The 11th Circuit Court of Appeals today denied a request from Florida officials to extend a stay placed on a district court's pro-equality ruling, meaning marriage equality could arrive in the Sunshine State on January 6.
The one-page order grants the state's request for an "expedited review" of the motion, then flatly denies the state's petition to extend the stay placed on U.S. District Judge Robert Hinkle's pro-equality ruling, which is set to expire "at the end of the day on January 5, 2015."
Florida officials, including Gov. Rick Scott and Attorney General Pam Bondi, both Republicans, have two additional options to try to delay the arrival of marriage equality after today's decision from a three-judge panel at the 11th Circuit. The state could ask the full 11th Circuit to consider its request, a process known as an en banc hearing, or it could appeal directly to the U.S. Supreme Court seeking an extension of the stay. If the Supreme Court denies that request, marriage equality would take effect in Florida on January 6, when Hinkle's stay has expired.

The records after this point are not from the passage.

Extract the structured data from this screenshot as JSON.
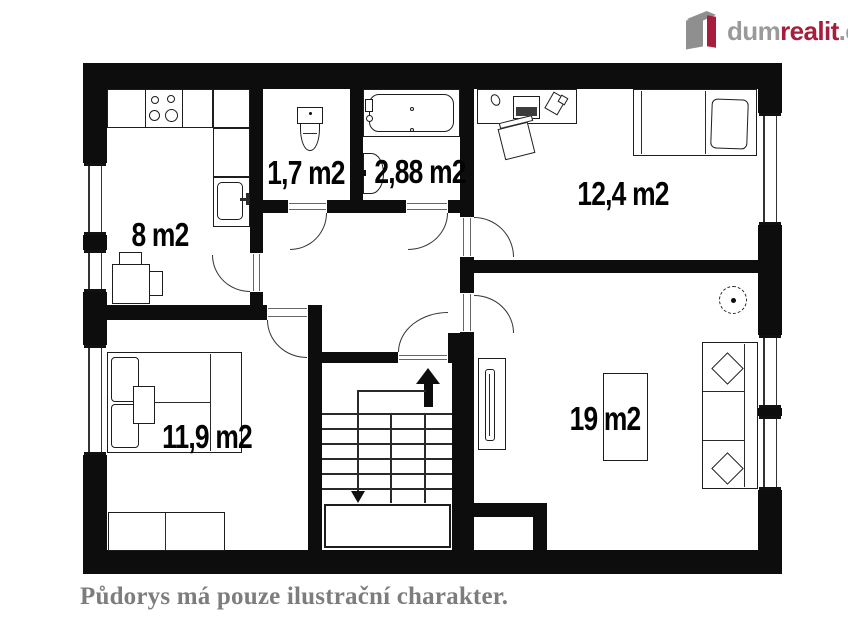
{
  "logo": {
    "text_gray_1": "dum",
    "text_red": "realit",
    "text_gray_2": ".cz",
    "brand_red": "#a51e3c",
    "brand_gray": "#9a9a9a"
  },
  "rooms": {
    "kitchen": {
      "label": "8 m2"
    },
    "wc": {
      "label": "1,7 m2"
    },
    "bathroom": {
      "label": "2,88 m2"
    },
    "bedroom_upper": {
      "label": "12,4 m2"
    },
    "bedroom_lower": {
      "label": "11,9 m2"
    },
    "living_room": {
      "label": "19 m2"
    }
  },
  "caption": "Půdorys má pouze ilustrační charakter."
}
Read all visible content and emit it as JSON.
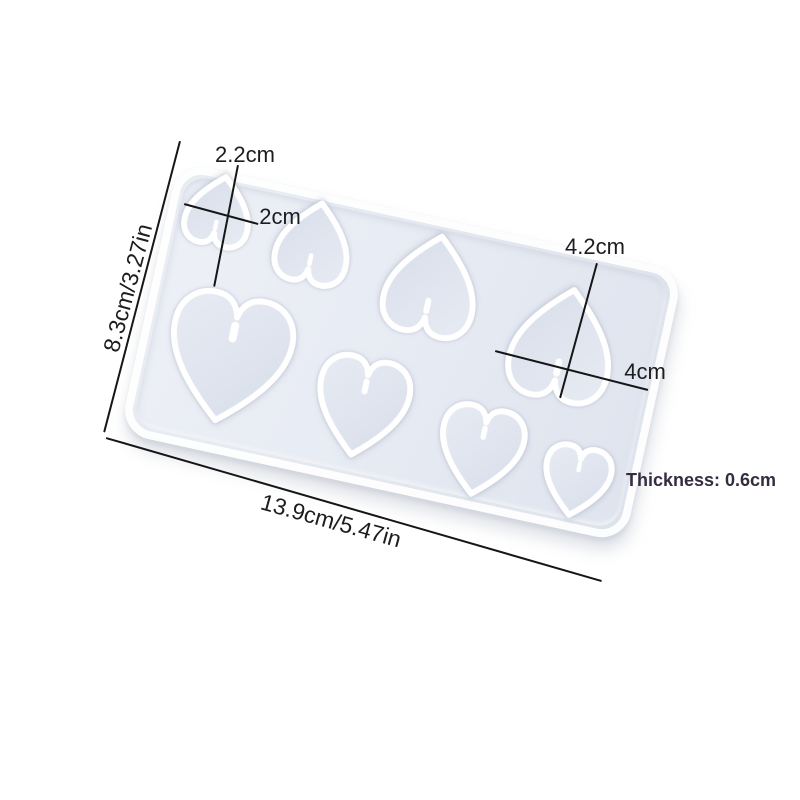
{
  "canvas": {
    "width": 800,
    "height": 800,
    "background": "#ffffff"
  },
  "mold": {
    "name": "heart pendant silicone mold",
    "surface_color": "#eaedf4",
    "rim_color": "#ffffff",
    "cavity_gradient": [
      "#e7ebf3",
      "#d8deea"
    ],
    "rect": {
      "left": 143,
      "top": 213,
      "width": 517,
      "height": 278,
      "rotation_deg": 12.3,
      "corner_radius": 30
    },
    "hearts": [
      {
        "id": 1,
        "cx": 219,
        "cy": 210,
        "w": 78,
        "h": 82,
        "orientation": "inverted",
        "rotation_deg": 192
      },
      {
        "id": 2,
        "cx": 314,
        "cy": 242,
        "w": 88,
        "h": 96,
        "orientation": "inverted",
        "rotation_deg": 192
      },
      {
        "id": 3,
        "cx": 432,
        "cy": 284,
        "w": 110,
        "h": 118,
        "orientation": "inverted",
        "rotation_deg": 192
      },
      {
        "id": 4,
        "cx": 563,
        "cy": 343,
        "w": 122,
        "h": 132,
        "orientation": "inverted",
        "rotation_deg": 192
      },
      {
        "id": 5,
        "cx": 228,
        "cy": 360,
        "w": 146,
        "h": 150,
        "orientation": "standard",
        "rotation_deg": 12
      },
      {
        "id": 6,
        "cx": 361,
        "cy": 408,
        "w": 110,
        "h": 116,
        "orientation": "standard",
        "rotation_deg": 12
      },
      {
        "id": 7,
        "cx": 480,
        "cy": 452,
        "w": 100,
        "h": 104,
        "orientation": "standard",
        "rotation_deg": 12
      },
      {
        "id": 8,
        "cx": 576,
        "cy": 482,
        "w": 80,
        "h": 82,
        "orientation": "standard",
        "rotation_deg": 12
      }
    ]
  },
  "annotations": {
    "text_color": "#1d1d1f",
    "line_color": "#161616",
    "labels": {
      "mold_height": {
        "text": "8.3cm/3.27in",
        "cx": 128,
        "cy": 288,
        "rotation_deg": -75
      },
      "mold_width": {
        "text": "13.9cm/5.47in",
        "cx": 331,
        "cy": 521,
        "rotation_deg": 15.5
      },
      "small_heart_height": {
        "text": "2.2cm",
        "cx": 245,
        "cy": 155,
        "rotation_deg": 0
      },
      "small_heart_width": {
        "text": "2cm",
        "cx": 280,
        "cy": 217,
        "rotation_deg": 0
      },
      "large_heart_height": {
        "text": "4.2cm",
        "cx": 595,
        "cy": 247,
        "rotation_deg": 0
      },
      "large_heart_width": {
        "text": "4cm",
        "cx": 645,
        "cy": 372,
        "rotation_deg": 0
      },
      "thickness": {
        "text": "Thickness: 0.6cm",
        "cx": 701,
        "cy": 480,
        "rotation_deg": 0,
        "color": "#362c40"
      }
    },
    "lines": [
      {
        "name": "mold-height-dimension-line",
        "x": 180,
        "y": 140,
        "length": 301,
        "angle_deg": 104.6
      },
      {
        "name": "mold-width-dimension-line",
        "x": 106,
        "y": 437,
        "length": 516,
        "angle_deg": 16.1
      },
      {
        "name": "small-heart-height-dimension-line",
        "x": 238,
        "y": 164,
        "length": 124,
        "angle_deg": 101.1
      },
      {
        "name": "small-heart-width-dimension-line",
        "x": 184,
        "y": 203,
        "length": 77,
        "angle_deg": 15.1
      },
      {
        "name": "large-heart-height-dimension-line",
        "x": 597,
        "y": 262,
        "length": 140,
        "angle_deg": 105.3
      },
      {
        "name": "large-heart-width-dimension-line",
        "x": 495,
        "y": 350,
        "length": 158,
        "angle_deg": 14.3
      }
    ]
  }
}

While it's impossible to know how the nation's high court would rule on such a request, similar efforts to delay marriage equality in other states with pro-equality federal court rulings have been rejected by a majority of justices on the Supreme Court. However, it's worth noting that reliably conservative Justice Clarence Thomas oversees requests from the 11th Circuit. Thomas and his fellow conservative Justice Antonin Scalia have opposed the court's denial of such stays on marriage cases out of several states, and last month issued a scathing dissent in an unrelated case that lamented the court's refusal to put marriage equality on hold while state appeals work their way through the appeals process.
U.S. District Judge Hinkle issued his strongly worded pro-equality decision in August, finding the state's voter-approved ban on same-sex marriage unconstitutional. After the state appealed his ruling to the 11th Circuit, he agreed in November to extend the stay until January 5, to give the appeals court time to consider the issue.
Notably, today's order from the 11th Circuit does not have any formal bearing on how the court might rule in the state's appeal — though it could indicate that the three-judge panel assigned to the case is inclined to allow marriage equality to proceed in Florida, even as the appeals process plays out. That's currently the legal situation in Idaho, Alaska, and Kansas, where Republican leadership in each state is appealing pro-equality decisions, even while courts refuse to place those decisions on hold, allowing same-sex couples to legally marry in those states.
"We are thrilled that the 11th Circuit has denied the state's request to delay marriages in Florida," said Nadine Smith, CEO of Equality Florida, in a statement Wednesday. "Every day of delay is another day of harm experienced by thousands of loving and committed same-sex couples in Florida. Now it's time to break out the wedding bells. Florida is ready for the freedom to marry!"